If your husband has had sex with you without you being aware of it, apart from being pregnant, then that is extremely worrying.

GuybrushThreepwoodMP · 04/08/2014 19:55

OP if you weren't aware of it then you weren't consenting.

dreamydaysbytheriver · 04/08/2014 22:12

I can't have another abortion, I really can't.

Thanks, though.

I don't know if I was asleep, seems unlikely, surely I'd have woken? Or if it happened ie I consented and just can't remember, that is possible and more likely, DH is an arse though and I want to leave. Leaving with a 7 year old and baby bad enough but a 7 year old, 4 month old and pregnant?
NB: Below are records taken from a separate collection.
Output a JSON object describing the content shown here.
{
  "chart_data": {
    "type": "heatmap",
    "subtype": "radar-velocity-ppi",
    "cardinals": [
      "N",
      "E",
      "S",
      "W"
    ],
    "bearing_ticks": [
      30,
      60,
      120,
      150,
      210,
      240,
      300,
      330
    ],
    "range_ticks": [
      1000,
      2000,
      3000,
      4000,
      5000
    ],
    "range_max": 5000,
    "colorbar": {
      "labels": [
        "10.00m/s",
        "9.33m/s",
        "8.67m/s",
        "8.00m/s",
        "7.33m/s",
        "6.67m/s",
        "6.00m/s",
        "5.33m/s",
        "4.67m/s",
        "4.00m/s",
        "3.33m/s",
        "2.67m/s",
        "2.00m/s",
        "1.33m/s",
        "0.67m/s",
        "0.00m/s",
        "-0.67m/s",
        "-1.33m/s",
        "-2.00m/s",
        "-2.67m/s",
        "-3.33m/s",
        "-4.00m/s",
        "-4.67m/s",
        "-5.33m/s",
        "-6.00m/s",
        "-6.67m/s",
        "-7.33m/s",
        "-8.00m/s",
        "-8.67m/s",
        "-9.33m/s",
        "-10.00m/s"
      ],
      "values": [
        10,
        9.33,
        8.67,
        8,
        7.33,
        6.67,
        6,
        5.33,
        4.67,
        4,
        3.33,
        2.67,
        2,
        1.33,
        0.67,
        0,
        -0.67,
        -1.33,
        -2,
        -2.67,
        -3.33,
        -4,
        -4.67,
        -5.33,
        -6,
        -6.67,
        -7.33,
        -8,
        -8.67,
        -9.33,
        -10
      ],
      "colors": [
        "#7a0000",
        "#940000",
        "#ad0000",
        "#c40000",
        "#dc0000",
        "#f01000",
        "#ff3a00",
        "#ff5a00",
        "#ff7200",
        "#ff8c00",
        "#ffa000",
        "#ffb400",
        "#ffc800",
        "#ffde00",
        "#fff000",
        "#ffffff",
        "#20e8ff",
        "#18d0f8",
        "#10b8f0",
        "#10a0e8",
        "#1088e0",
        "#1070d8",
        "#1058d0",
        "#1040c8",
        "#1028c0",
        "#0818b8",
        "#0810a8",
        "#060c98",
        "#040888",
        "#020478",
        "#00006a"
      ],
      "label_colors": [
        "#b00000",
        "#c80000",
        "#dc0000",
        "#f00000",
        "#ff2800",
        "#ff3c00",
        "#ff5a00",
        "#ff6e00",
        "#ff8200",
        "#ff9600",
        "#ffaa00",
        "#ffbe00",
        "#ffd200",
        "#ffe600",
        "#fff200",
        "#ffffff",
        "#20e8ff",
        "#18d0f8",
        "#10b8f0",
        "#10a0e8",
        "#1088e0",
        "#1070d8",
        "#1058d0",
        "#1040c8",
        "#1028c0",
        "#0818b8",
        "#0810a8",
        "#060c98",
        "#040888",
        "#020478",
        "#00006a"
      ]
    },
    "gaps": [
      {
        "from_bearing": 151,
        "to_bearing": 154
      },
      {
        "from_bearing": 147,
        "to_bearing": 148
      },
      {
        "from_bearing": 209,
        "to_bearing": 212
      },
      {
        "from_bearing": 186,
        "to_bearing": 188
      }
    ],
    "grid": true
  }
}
How stupid am I.

OP posts:
OrangeMochaFrappucino · 04/08/2014 22:20

Well, honestly, neither sleeping through it or forgetting it sound very likely. It sounds very confusing and worrying. I do think posters on the Relationships board would be able to help you more though.

OrangeMochaFrappucino · 04/08/2014 22:22

And you definitely aren't stupid - you are clearly going through a lot. Whatever has happened, it isn't your fault.And you can still leave, even pregnant with a young baby.

dreamydaysbytheriver · 04/08/2014 22:23

Thanks jelly, I don't remember, bit you know when you're just so tired you're not fully with it? I'm thinking it must have been then, maybe I fell asleep so quickly afterwards and it didn't take long. Must have.